Thank for any suggestion
I strongly suggest using a data structure that is appropriate for working with time series. In this case, the zoo package would work well. Load each CSV file into a zoo object, using your Date.Time column to define the index (timestamps) of the data. You can use the zoo() function to create those objects, for example.
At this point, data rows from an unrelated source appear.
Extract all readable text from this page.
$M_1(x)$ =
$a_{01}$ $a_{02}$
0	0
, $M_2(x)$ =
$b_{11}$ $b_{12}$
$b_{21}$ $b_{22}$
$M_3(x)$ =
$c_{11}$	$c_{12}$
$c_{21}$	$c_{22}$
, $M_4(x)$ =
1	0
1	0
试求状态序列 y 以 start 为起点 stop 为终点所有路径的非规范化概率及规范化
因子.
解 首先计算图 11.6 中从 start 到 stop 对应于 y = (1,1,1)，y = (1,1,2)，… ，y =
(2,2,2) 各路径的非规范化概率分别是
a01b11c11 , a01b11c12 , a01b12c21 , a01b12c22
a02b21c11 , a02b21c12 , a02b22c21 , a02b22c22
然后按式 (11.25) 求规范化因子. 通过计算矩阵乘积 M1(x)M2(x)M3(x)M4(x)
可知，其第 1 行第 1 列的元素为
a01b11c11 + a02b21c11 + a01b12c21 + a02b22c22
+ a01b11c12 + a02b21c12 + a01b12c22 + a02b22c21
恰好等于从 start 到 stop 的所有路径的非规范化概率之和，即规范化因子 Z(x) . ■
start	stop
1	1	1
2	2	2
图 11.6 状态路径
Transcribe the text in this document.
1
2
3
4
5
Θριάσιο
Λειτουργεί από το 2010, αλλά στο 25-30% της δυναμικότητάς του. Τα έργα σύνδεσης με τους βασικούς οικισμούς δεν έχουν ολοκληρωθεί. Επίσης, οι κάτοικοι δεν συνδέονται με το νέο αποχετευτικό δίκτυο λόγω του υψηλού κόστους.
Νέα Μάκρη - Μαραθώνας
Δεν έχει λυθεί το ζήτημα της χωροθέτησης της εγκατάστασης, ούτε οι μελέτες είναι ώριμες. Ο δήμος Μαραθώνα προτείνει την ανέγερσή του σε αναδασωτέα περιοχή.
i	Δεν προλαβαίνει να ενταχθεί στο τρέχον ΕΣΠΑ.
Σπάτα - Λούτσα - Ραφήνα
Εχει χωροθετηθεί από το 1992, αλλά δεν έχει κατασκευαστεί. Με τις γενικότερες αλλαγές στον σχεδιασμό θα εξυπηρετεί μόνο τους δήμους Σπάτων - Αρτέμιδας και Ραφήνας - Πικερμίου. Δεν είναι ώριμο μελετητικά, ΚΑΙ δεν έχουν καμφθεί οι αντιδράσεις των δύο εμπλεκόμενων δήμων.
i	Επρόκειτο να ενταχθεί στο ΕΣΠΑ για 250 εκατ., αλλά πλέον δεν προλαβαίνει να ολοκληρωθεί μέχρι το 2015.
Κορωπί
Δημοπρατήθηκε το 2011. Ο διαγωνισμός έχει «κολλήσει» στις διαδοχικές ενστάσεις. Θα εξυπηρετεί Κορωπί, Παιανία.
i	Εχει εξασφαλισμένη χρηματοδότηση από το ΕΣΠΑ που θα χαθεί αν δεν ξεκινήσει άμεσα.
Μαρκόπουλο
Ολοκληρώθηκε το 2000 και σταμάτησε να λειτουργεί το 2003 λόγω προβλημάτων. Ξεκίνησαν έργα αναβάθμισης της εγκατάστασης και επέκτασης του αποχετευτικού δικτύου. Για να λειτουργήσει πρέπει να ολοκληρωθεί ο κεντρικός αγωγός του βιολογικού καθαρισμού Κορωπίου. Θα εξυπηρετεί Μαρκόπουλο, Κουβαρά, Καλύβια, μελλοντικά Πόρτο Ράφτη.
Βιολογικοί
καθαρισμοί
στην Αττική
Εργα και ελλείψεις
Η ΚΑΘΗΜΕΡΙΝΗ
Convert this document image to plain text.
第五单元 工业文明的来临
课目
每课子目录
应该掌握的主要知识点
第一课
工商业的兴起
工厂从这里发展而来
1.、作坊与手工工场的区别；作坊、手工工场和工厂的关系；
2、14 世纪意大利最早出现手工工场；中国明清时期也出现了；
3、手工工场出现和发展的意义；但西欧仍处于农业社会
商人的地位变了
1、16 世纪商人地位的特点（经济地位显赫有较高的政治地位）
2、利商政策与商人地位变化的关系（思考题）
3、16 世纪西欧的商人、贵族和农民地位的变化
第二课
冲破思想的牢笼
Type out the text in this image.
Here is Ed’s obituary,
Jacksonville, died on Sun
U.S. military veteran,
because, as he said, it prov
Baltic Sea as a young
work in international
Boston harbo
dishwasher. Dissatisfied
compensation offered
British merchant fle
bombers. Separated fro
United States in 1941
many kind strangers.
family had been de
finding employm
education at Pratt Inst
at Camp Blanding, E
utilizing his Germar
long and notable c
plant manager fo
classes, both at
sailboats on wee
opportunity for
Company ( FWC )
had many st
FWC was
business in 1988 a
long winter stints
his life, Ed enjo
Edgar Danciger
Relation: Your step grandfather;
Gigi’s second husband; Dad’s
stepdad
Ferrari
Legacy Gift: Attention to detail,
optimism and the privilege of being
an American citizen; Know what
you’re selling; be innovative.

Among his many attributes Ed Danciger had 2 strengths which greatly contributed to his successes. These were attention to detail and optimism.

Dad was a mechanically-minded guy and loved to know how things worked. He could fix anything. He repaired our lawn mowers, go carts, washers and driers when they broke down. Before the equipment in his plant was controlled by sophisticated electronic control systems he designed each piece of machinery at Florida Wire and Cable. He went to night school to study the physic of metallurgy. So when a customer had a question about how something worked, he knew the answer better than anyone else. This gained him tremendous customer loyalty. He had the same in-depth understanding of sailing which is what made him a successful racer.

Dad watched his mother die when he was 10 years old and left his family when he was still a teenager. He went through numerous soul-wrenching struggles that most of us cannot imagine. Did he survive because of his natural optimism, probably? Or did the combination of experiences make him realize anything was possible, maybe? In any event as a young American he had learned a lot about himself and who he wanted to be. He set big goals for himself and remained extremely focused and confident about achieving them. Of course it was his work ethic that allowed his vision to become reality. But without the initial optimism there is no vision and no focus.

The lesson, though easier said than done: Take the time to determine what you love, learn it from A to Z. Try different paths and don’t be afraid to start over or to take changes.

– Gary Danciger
Then use the merge function of zoo to combine the objects. It will find observations with the same timestamp and put them into one row. With merge, you can specify all=TRUE to get the union of all timestamps; or you can specify all=FALSE to get the intersection of the timestamps. For the union (all=TRUE), missing observations will be NA.
The read.zoo function could be difficult to use for reading your data. I suggest replacing your call to read.zoo with something like this:
table <- read.csv(filepath, header=TRUE, stringsAsFactors=FALSE)
dateStrings <- paste("2005/", table$Date.Time, sep="")
dates <- as.POSIXct(dateStrings)
dat <- zoo(table[,-1], dates)
(I assume that Date.Time is the first column in your file. That's why I wrote table[,-1].)